Aria’s heartbeat was thunder in her ears. “Why me?”
He shrugged, too casual. “You’ll do.”
“But you don’t know me.”
“I don’t need to.” He leaned forward, voice like velvet over glass. “This is business, Ms. Monroe. Nothing more.”
She stared at him.
This wasn’t real.
This wasn’t her life.
“You’re insane,” she said, standing.
“I prefer effective.” His voice cooled. “You have nothing, Aria. No job. No insurance. And a sister who won’t survive the month without treatment. Am I wrong?”
Her knees buckled.
“How do you know—?”
“I know everything I need to,” he said calmly. “I offer solutions. And I never repeat offers.”
She clutched the doorknob. “I’m not for sale.”
“No,” he said softly. “But you are desperate. Come back when you’re ready to admit that.”
That night, Aria sat by Lila’s side as the girl shivered through another fever. She held her hand, whispering stories they used to dream up as kids.
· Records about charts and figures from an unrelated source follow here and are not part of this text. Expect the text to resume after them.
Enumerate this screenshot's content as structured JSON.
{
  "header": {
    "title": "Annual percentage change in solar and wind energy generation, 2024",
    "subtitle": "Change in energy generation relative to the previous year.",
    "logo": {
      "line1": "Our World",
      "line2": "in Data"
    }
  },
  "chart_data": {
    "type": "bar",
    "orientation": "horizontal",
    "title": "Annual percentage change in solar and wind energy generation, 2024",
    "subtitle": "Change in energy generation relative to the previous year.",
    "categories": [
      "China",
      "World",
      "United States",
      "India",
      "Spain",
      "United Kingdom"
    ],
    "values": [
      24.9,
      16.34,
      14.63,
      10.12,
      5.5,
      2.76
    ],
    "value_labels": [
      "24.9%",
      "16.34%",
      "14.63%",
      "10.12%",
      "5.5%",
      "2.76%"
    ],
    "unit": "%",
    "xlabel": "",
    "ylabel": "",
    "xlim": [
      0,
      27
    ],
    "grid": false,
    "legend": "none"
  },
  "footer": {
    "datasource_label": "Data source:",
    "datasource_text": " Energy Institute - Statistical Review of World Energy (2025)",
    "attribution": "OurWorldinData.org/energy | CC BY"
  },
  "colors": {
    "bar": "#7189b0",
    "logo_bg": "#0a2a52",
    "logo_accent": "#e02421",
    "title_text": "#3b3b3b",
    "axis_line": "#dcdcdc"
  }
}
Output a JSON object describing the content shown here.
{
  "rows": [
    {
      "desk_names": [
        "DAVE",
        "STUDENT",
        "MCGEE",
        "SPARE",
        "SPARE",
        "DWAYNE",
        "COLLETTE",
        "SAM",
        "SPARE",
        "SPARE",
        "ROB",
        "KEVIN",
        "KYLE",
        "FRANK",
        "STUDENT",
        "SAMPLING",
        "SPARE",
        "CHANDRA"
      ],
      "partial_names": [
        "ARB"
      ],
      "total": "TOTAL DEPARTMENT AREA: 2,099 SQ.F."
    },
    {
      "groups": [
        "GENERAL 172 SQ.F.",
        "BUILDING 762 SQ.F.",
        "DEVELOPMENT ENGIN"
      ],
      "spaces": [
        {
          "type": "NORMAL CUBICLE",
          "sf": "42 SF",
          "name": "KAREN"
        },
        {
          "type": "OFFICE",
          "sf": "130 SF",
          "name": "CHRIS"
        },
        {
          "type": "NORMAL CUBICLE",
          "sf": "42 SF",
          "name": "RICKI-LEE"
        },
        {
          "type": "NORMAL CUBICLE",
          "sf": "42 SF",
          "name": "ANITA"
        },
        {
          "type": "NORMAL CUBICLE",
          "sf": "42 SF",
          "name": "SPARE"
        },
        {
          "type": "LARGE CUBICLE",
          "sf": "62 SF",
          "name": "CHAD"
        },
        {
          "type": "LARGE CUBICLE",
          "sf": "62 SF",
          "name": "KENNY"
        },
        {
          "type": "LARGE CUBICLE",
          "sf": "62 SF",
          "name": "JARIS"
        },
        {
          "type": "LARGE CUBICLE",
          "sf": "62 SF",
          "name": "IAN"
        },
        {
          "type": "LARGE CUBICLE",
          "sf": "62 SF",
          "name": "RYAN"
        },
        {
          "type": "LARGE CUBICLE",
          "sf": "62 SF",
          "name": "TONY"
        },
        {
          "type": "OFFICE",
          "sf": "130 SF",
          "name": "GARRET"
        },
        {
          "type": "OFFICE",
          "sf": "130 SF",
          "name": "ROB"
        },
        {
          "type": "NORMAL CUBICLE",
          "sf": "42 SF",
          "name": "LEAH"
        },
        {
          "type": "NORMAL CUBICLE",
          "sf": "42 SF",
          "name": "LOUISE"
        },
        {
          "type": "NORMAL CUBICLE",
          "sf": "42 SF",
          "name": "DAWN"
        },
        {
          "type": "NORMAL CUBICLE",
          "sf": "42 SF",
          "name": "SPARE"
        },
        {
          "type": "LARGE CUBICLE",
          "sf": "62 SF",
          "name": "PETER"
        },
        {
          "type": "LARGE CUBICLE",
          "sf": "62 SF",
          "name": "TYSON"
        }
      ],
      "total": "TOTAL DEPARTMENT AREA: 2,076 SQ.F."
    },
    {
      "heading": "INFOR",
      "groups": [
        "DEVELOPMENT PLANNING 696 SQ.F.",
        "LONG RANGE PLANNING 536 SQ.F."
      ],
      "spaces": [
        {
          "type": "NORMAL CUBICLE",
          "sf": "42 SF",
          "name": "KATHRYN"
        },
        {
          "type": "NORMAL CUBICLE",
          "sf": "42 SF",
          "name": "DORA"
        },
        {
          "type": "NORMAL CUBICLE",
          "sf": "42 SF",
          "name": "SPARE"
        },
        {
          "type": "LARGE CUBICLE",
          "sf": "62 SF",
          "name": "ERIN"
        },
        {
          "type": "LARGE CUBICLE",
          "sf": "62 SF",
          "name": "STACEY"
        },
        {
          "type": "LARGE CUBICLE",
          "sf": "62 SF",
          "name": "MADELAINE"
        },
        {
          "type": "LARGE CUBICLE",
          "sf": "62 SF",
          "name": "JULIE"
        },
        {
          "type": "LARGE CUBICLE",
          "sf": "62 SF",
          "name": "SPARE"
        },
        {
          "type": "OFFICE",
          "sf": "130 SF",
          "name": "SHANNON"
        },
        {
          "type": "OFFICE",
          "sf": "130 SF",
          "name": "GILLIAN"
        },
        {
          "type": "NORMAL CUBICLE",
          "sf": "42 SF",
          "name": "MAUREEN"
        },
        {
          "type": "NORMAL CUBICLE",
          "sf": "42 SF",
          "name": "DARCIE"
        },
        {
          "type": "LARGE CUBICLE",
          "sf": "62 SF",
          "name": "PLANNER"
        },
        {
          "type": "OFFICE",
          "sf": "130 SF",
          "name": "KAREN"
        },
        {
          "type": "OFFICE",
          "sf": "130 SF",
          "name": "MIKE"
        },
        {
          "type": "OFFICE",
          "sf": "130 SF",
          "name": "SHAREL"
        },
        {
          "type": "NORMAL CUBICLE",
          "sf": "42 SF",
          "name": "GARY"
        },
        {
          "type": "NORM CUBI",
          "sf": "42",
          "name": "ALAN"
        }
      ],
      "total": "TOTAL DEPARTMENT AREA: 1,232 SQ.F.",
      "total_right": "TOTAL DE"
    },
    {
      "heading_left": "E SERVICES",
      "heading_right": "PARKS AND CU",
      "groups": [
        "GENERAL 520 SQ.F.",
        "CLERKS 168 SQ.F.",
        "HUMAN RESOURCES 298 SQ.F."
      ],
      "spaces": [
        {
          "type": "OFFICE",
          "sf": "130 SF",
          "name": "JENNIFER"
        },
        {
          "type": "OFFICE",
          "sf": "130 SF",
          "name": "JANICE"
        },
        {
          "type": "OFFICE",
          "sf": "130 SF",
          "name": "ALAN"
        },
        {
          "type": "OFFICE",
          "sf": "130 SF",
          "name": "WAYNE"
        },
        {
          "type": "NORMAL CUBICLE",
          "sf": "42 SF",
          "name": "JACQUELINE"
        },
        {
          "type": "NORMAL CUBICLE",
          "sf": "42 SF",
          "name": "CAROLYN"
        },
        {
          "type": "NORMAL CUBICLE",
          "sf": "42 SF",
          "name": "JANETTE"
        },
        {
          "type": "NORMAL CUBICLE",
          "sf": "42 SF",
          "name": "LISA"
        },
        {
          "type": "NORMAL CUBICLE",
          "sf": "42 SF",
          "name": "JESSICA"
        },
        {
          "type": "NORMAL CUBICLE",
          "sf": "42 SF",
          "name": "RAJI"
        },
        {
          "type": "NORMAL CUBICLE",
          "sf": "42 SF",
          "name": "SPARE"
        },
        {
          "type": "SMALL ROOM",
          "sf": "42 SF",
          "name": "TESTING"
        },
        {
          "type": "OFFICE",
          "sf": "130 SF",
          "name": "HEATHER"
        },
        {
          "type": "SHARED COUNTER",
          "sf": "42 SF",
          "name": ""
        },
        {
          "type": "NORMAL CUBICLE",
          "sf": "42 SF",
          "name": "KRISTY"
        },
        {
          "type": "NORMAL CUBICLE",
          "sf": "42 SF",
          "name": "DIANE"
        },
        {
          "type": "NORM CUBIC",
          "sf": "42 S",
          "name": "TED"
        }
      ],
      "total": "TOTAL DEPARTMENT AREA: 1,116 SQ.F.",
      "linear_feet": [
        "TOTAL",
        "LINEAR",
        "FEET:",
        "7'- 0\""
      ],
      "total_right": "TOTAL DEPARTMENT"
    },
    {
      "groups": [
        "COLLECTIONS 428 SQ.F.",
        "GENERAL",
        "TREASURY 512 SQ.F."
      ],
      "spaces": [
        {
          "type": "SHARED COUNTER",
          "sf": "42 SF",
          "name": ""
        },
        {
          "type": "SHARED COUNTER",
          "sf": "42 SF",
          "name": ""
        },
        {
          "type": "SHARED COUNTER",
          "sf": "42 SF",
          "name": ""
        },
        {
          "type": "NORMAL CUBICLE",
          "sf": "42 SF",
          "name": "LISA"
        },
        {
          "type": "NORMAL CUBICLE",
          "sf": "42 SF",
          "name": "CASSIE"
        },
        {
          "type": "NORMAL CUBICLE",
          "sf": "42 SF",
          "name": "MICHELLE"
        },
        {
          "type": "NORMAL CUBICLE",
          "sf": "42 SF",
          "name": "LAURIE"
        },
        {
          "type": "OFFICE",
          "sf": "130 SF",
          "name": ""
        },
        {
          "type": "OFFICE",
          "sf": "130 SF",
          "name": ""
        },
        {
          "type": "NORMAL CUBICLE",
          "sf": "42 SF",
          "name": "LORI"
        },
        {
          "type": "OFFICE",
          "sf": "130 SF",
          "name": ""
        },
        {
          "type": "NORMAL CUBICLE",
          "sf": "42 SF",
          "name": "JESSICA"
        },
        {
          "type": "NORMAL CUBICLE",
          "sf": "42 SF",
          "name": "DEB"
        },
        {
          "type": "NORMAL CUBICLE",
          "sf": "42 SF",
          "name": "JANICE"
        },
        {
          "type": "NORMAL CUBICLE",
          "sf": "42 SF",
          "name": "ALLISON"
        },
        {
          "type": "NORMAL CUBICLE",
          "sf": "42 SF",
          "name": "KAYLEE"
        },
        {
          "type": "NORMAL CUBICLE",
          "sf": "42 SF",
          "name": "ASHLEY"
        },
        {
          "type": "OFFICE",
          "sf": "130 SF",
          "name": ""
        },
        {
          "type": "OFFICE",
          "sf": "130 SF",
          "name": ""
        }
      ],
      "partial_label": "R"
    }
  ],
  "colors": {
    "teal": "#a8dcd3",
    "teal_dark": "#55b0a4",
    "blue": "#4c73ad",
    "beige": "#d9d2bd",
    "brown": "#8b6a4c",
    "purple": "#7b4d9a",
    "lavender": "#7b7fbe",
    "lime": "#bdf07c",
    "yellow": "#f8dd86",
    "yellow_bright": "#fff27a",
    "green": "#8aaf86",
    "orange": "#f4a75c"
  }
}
But dreams didn’t pay hospital bills.
When Lila’s breathing grew more shallow, a noise escaped Aria’s throat—part sob, part scream.
She opened her phone.
Stared at the last number dialed.
Knox Wilder.
Her finger hovered… then pressed Call.
He answered on the first ring. “Yes?”
Her voice trembled. “I’ll do it.”
A beat of silence. Then: “Be at my estate tomorrow. 9 a.m. Dress appropriately.”
Click.
No name. No comfort.
Just a contract.
Aria looked at her sleeping sister and whispered, “I’m doing this for you.”
But even as she said it, part of her knew—
She had just made a deal with the devil.